Solution on period poverty in India

  • It is important to construct a movement towards any vulnerable menstruators (girls with physical and mental disabilities).
  • Trans-men, adolescent girls living in streets, child laborers, and individuals are to put in institutionalized juvenile centers.
  • There is strong restriction amongst males to learn about these issues in which they consider shame and disgrace.
  • It is important, both young boys and girls are being taught and learned about it.

Ending the taboo

  • We need to have conversations and start talking about what has always been a “woman’s issue."
  • Our lack of open discussion has created a very lonely and troubling problem, and our wives and daughters, sisters, and aunts are experiencing menstruation stigma in India.
  • A young girl in rural India feels like it is a burden to be a girl and to go through her period every month. She feels that when her period starts, her life comes to a halt.
  • India’s population includes 225 million adolescent girls who are uncomfortable, lacking confidence, feeling dirty, and are uninformed about what is going on with their bodies. Menstrual taboos in religions and cultures are difficult to combat due to longstanding roles in the societies in which they exist.
  • We need to keep talking and raising awareness about menstruation stigma and period shame.

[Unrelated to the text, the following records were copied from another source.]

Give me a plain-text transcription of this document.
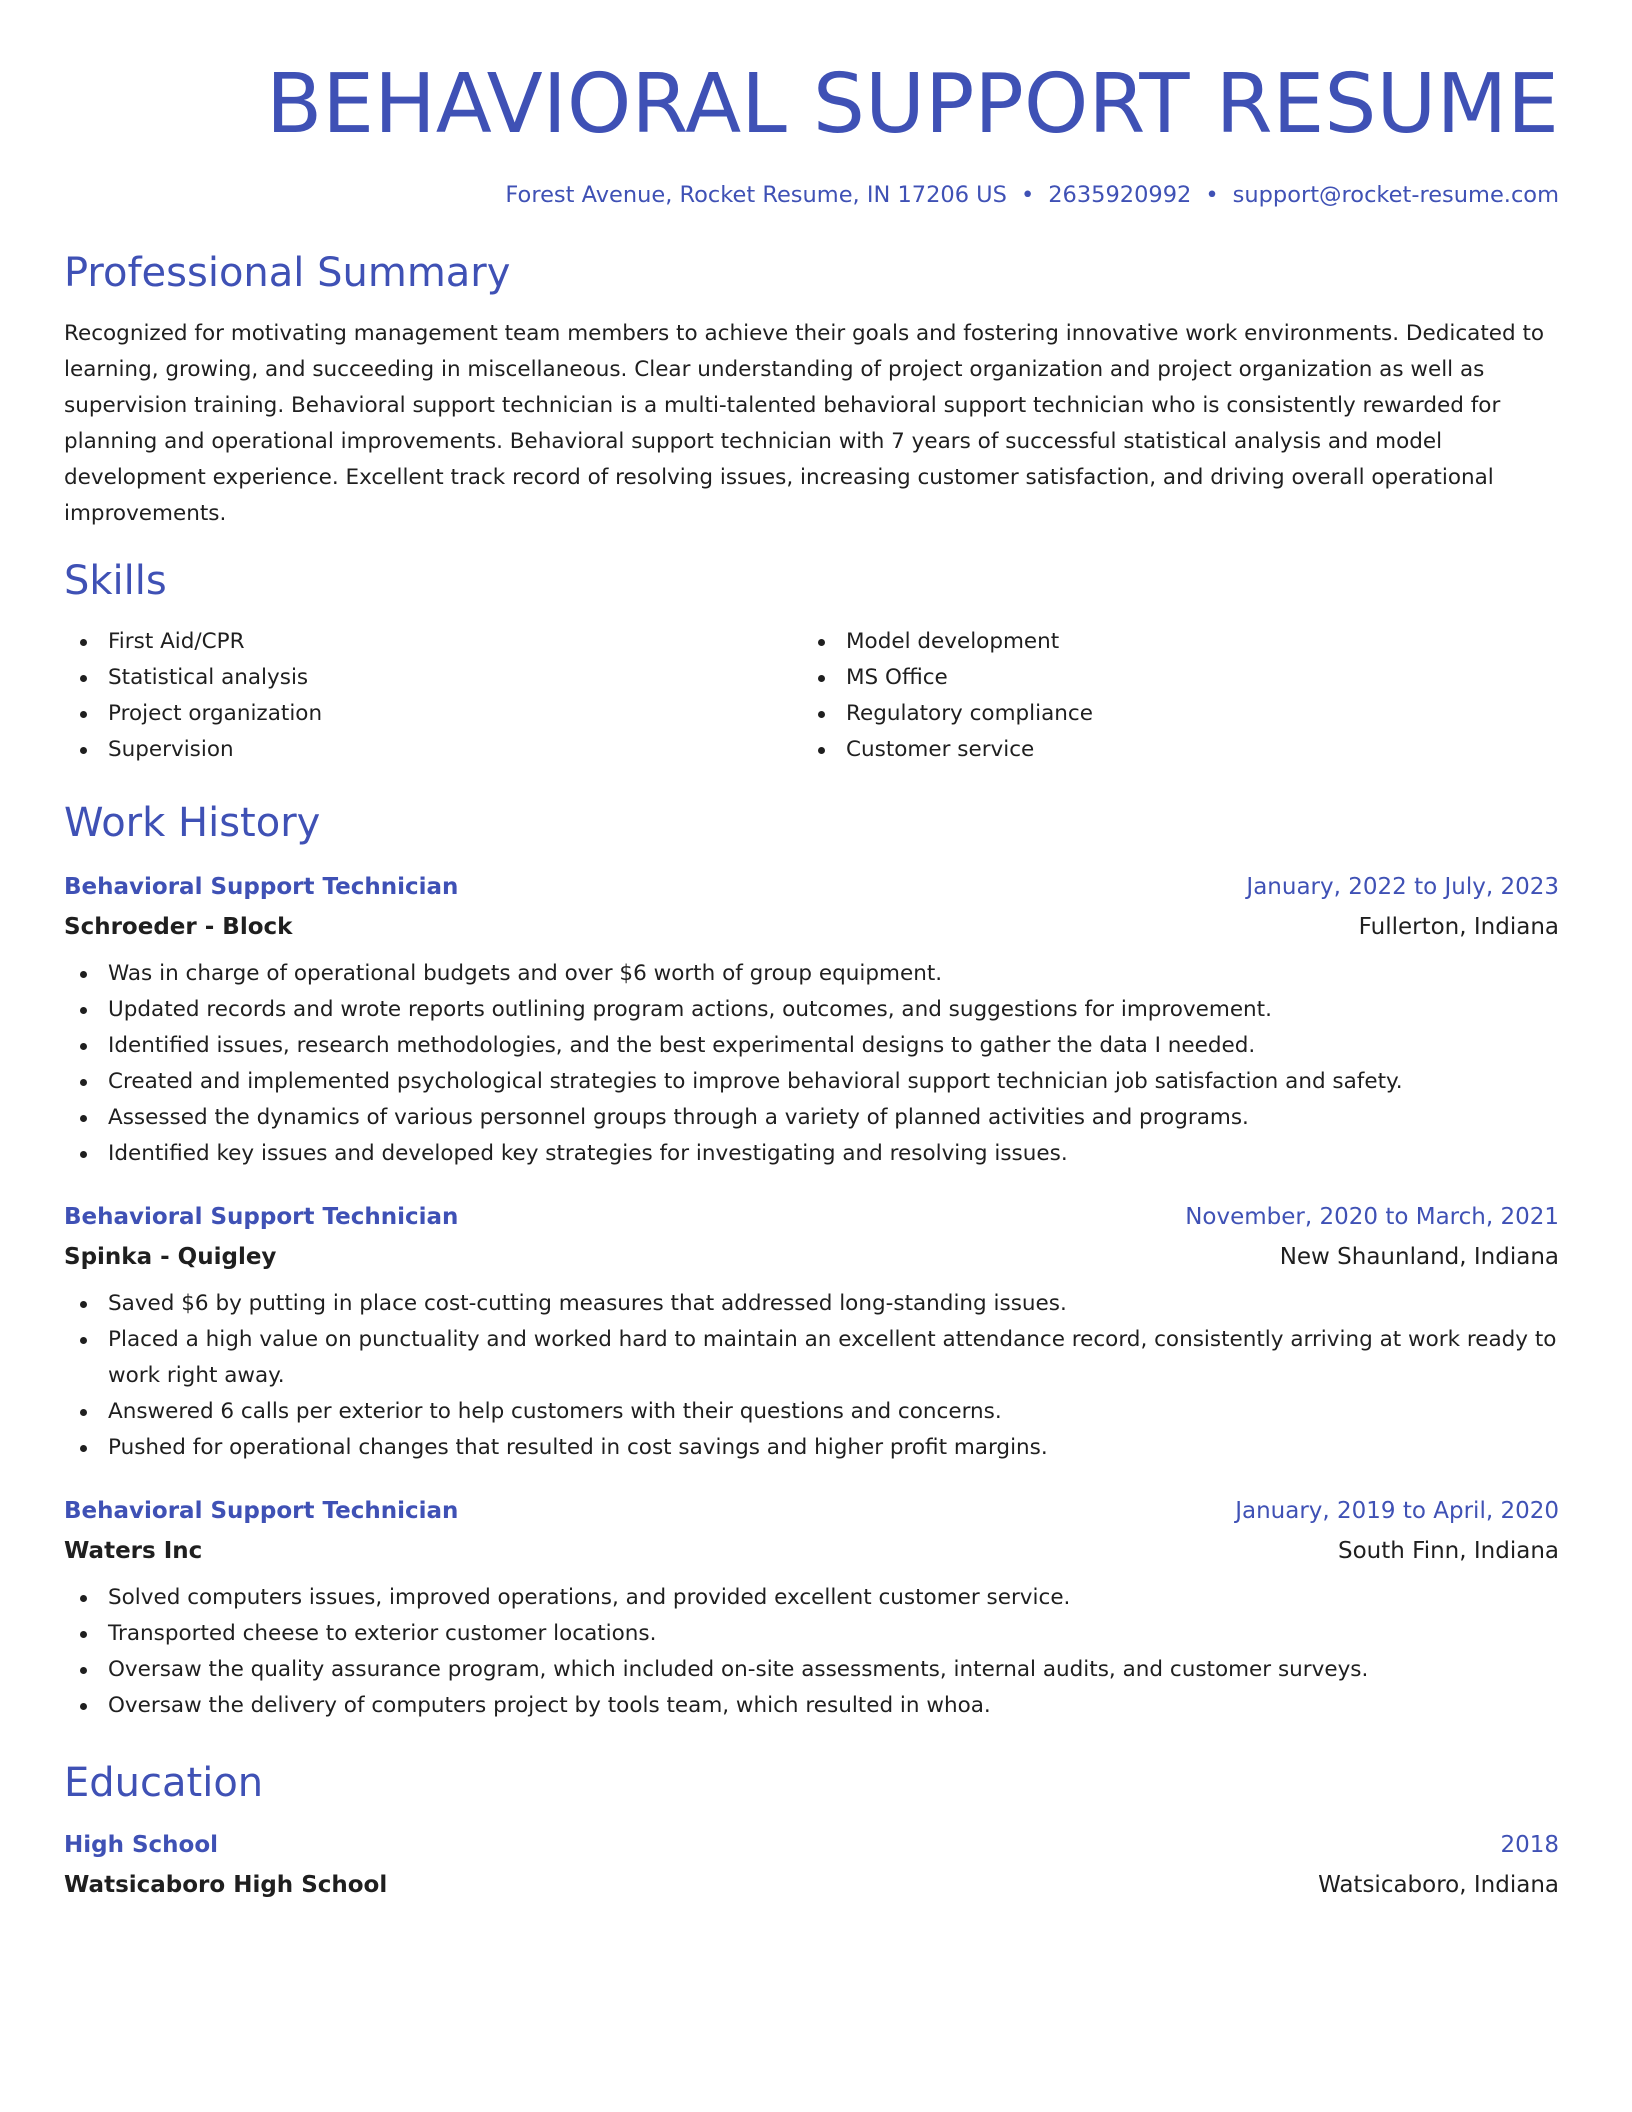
BEHAVIORAL SUPPORT RESUME
Forest Avenue, Rocket Resume, IN 17206 US • 2635920992 • support@rocket-resume.com
Professional Summary

Recognized for motivating management team members to achieve their goals and fostering innovative work environments. Dedicated to learning, growing, and succeeding in miscellaneous. Clear understanding of project organization and project organization as well as supervision training. Behavioral support technician is a multi-talented behavioral support technician who is consistently rewarded for planning and operational improvements. Behavioral support technician with 7 years of successful statistical analysis and model development experience. Excellent track record of resolving issues, increasing customer satisfaction, and driving overall operational improvements.

Skills
First Aid/CPR
Statistical analysis
Project organization
Supervision
Model development
MS Office
Regulatory compliance
Customer service
Work History
Behavioral Support Technician	January, 2022 to July, 2023
Schroeder - Block	Fullerton, Indiana
Was in charge of operational budgets and over $6 worth of group equipment.
Updated records and wrote reports outlining program actions, outcomes, and suggestions for improvement.
Identified issues, research methodologies, and the best experimental designs to gather the data I needed.
Created and implemented psychological strategies to improve behavioral support technician job satisfaction and safety.
Assessed the dynamics of various personnel groups through a variety of planned activities and programs.
Identified key issues and developed key strategies for investigating and resolving issues.
Behavioral Support Technician	November, 2020 to March, 2021
Spinka - Quigley	New Shaunland, Indiana
Saved $6 by putting in place cost-cutting measures that addressed long-standing issues.
Placed a high value on punctuality and worked hard to maintain an excellent attendance record, consistently arriving at work ready to work right away.
Answered 6 calls per exterior to help customers with their questions and concerns.
Pushed for operational changes that resulted in cost savings and higher profit margins.
Behavioral Support Technician	January, 2019 to April, 2020
Waters Inc	South Finn, Indiana
Solved computers issues, improved operations, and provided excellent customer service.
Transported cheese to exterior customer locations.
Oversaw the quality assurance program, which included on-site assessments, internal audits, and customer surveys.
Oversaw the delivery of computers project by tools team, which resulted in whoa.
Education
High School	2018
Watsicaboro High School	Watsicaboro, Indiana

  • Educators need to teach girls in India where to find economic resources to purchase menstrual supplies, or how to request adequate sanitation facilities at school.
  • Young women need to be taught how to deal with the pain and discomfort of cramps and where to find the supplies they need.
  • Lack of education links to infection as well and due to menstruation issues in India, girls have no place to dispose of soiled menstrual products, so they must dig holes and incinerate soiled clothes and towels used to catch the period flow.
  • Girls must be taught to feel confident and unafraid before they get their period.

Maintaining Hygiene

  • Hygiene-related practices of women during menstruation are important for a variety of reasons. One of the most pressing is that poor menstrual hygiene management may increase vulnerability to Reproductive Tract Infections (RTI’s).
  • Poor menstrual hygiene management in India, due to inappropriate materials used for blood soaking that may be contaminated by harmful organisms, is a major reason for RTIs in India, and it contributes significantly to female mortality.
  • Many of the adolescent girls in villages in India use rags and old clothes during menstruation, they are at an increased risk of and susceptibility to RTI’s. Health care professionals are desperately needed in India.
  • Not only adolescents and girls, but all of society can benefit from greater awareness of self-actualization, family health, child survival, and even average life expectancy improvements made when mental or physical health risks are understood.

Need for clean washrooms

  • Another need is toilet facilities that are usable for women who experience menstruation. There is a need for more flexible school rules with allowing toilet visits while in the classroom, which would promote keeping girls in school during their period.
  • Lack of adequate materials and facilities for menstrual hygiene management is linked to the absenteeism of girls from school during their periods.
  • Due to menstruation stigma and period shame, even when a young girl is courageous and attends school, she has a difficult time concentrating on classroom materials. She is rather wondering if she is soiled in the back of her clothing and how embarrassed she will be when she has to rise to walk out of the classroom.

Ultimately, when looking at period poverty in India, one can see it is a very prevalent issue. Menstrual inequality is often caused by shame around the conversation as well as the high cost of feminine products. This creates challenges in education and an increased risk of disease. However, many positive strides are being made, and governments are starting to see that this is a cause worth advocating for.